Debat kali ini. Lagi-lagi belum dapat menjelaskan tentang visi dan misi para Capres. Hal ini bisa diartikan dua hal, pertama; ketidakmampuan Komisi Pemilihan Umum (KPU) menyelenggarakan sebuah debat yang mampu membongkar gagasan para capres serta kedua; lemahnya visi dan misi para capres untuk mengangkat harkat dan martabat bangsa untuk lima tahun yang akan datang.

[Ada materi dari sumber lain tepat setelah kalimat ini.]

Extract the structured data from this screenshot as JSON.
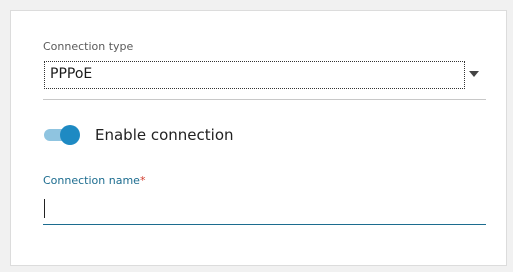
{
  "connection_type": {
    "label": "Connection type",
    "selected": "PPPoE",
    "options": [
      "PPPoE"
    ]
  },
  "enable_connection": {
    "label": "Enable connection",
    "enabled": true
  },
  "connection_name": {
    "label": "Connection name",
    "required_mark": "*",
    "value": "",
    "placeholder": ""
  },
  "colors": {
    "accent": "#1e8ac3",
    "accent_light": "#8fc4e0",
    "label_active": "#1c6c8f",
    "required": "#d23b2c"
  },
  "icons": {
    "dropdown": "chevron-down-icon"
  }
}
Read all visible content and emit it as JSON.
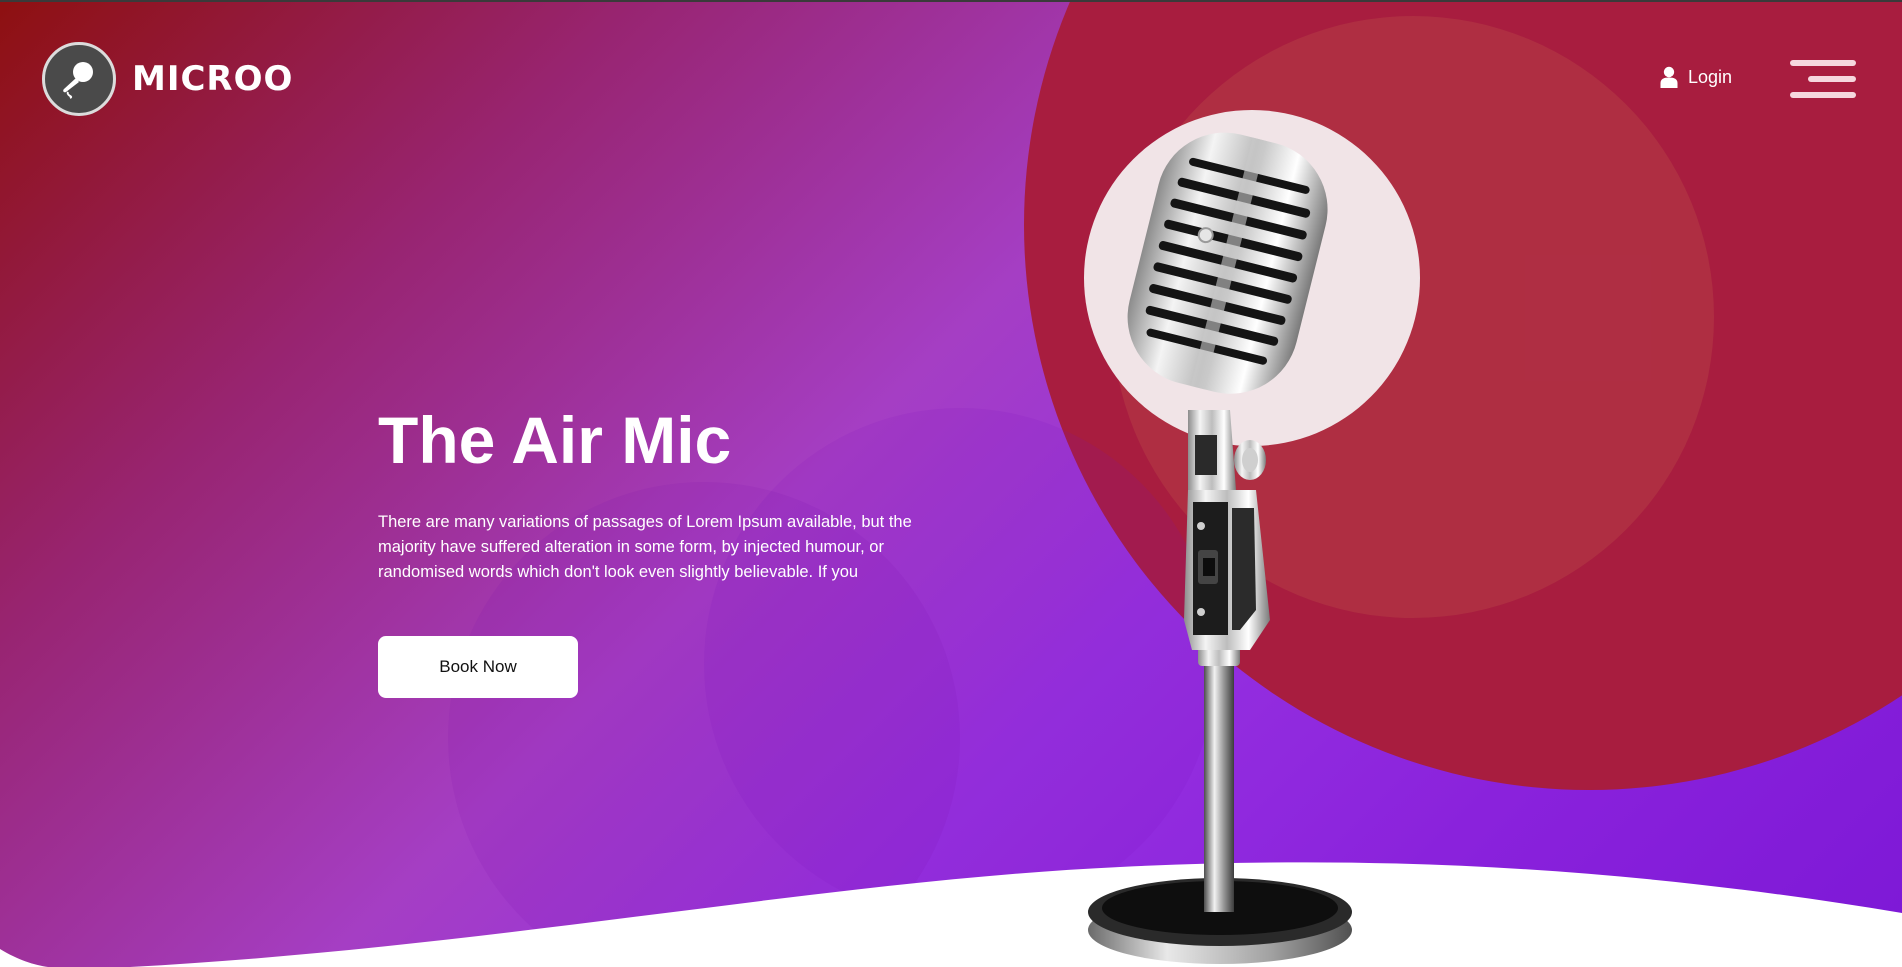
{
  "brand": {
    "name": "MICROO",
    "logo_icon": "microphone-logo-icon"
  },
  "nav": {
    "login_label": "Login",
    "login_icon": "user-icon",
    "menu_icon": "hamburger-menu-icon"
  },
  "hero": {
    "title": "The Air Mic",
    "description": "There are many variations of passages of Lorem Ipsum available, but the majority have suffered alteration in some form, by injected humour, or randomised words which don't look even slightly believable. If you",
    "cta_label": "Book Now",
    "image": "vintage-microphone-image"
  },
  "colors": {
    "gradient_start": "#8e1010",
    "gradient_mid": "#a53ec4",
    "gradient_end": "#7d18d6",
    "blob": "#a81d3f",
    "button_bg": "#ffffff",
    "menu_lines": "#f6d7de"
  }
}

Dalam pengamatan saya pada tiga putaran debat Capres yang diselenggarakan KPU. Para capres harus segera menapak bumi, mengurus Indonesia ke depan tak hanya sebatas jargon yang meninabobokan rakyat. Juga bukan sebatas semangat juang heroik masa kemerdekaan mempertahankan NKRI. Lebih dari itu, mengurus NKRI adalah kecakapan dan perlakuan yang adil mengurus keberagaman pulau, yang melahirkan keberagaman agama, suku, pilihan ekonomi dan pandangan politik - dalam wujud otonomi. Ekonomi kerakyatan berbasis kepulauan adalah jawaban kebuntuan ekonomi nasional, yang sayangnya tak dilirik para Capres.

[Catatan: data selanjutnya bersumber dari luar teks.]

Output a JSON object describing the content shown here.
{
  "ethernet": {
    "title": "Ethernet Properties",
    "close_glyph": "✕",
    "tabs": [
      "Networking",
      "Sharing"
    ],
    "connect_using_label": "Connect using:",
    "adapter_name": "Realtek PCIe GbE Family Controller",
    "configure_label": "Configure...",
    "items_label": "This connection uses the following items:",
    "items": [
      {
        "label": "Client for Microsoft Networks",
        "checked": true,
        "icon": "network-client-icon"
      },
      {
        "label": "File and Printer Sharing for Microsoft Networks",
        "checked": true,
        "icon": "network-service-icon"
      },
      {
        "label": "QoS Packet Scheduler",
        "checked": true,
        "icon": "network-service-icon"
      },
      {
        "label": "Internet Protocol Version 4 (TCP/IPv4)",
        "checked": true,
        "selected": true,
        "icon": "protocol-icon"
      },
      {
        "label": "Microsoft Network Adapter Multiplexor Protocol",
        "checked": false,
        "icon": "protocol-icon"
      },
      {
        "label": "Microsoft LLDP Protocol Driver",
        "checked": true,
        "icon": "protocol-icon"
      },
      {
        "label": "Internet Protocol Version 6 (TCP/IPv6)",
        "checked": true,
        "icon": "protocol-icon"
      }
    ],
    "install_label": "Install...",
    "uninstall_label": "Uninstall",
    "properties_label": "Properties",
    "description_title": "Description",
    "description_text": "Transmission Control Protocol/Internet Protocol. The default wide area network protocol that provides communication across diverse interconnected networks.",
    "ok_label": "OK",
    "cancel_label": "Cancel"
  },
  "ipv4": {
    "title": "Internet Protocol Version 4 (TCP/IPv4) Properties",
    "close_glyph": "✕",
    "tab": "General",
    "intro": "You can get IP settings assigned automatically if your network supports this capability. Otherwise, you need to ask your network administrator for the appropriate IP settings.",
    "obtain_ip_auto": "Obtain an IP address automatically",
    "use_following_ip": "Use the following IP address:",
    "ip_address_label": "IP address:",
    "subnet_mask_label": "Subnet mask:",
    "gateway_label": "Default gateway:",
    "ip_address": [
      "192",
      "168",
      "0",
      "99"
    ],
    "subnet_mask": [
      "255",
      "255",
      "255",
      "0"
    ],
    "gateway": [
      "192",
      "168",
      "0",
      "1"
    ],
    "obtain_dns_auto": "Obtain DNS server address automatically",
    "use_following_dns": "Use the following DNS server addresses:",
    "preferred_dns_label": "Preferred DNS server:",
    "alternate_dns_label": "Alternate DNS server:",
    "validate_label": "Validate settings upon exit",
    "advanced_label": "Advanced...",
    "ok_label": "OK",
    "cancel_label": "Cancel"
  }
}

Melihat kualitas paparan dalam debat tiga putaran, ketiga Capres dipandang belum memiliki kapasitas dan kapabilitas memadai untuk akselerasi pencapaian cita-cita bernegara. Untuk itu, ada baiknya seluruh rakyat Indonesia terus menghasilkan konsep tanding, memperbesar nilai-nilai kemandirian dan solidaritas guna menyelamatkan demokrasi dan NKRI agar tetap tegak pada masa-masa yang akan datang.



8 komentar:

  1. memang susah kalo punya pres yang tidak intelek .. suedih wes...

    BalasHapus
  2. memang sepertinya mereka masih hanyut dalam mimpi kemudahan menjadi presiden di waktu yang lampau... kekekke

    BalasHapus
  3. menurut saya, sebenarnya pemimpin itu harus bisa menepati janji. bukan hanya menebar omongan dan janji2 belaka. yang paling menyedihkan, waktu kampanye knp mereka (capres dan wapres) saling menggunjing alias saling meng olok2, walau bahasa yg di gunakan cukup halus ^_^. tapi bukankah itu sama dengan seperti anak2 yg memperebutkan mainan? hadoh2 moga aja sapa yg terpilih nanti bisa menjadi panutan bagi warganya.....

    BalasHapus
  4. presiden RI 2009, sapa pun nanti , mugi mugi waras dan eling lan waspodo

    BalasHapus
  5. wis caprese gak intelek, dpre yo podo wae
    habislah sudah negeri ini... (doh)

    BalasHapus
  6. tapi lebih baik ada pemimpin daripada tidak sama sekali ya kan bung...hehe selamat sore

    BalasHapus
  7. Marilah kita support siapapun Presiden kepilih yang penting satu putaran (hemat 4 trilyun)

    BalasHapus
  8. Wah soal politik giniansaya masih cetek, tapi rasanya kok tetep semrawut ya? apa jangan-jangan saya yang semrawut...???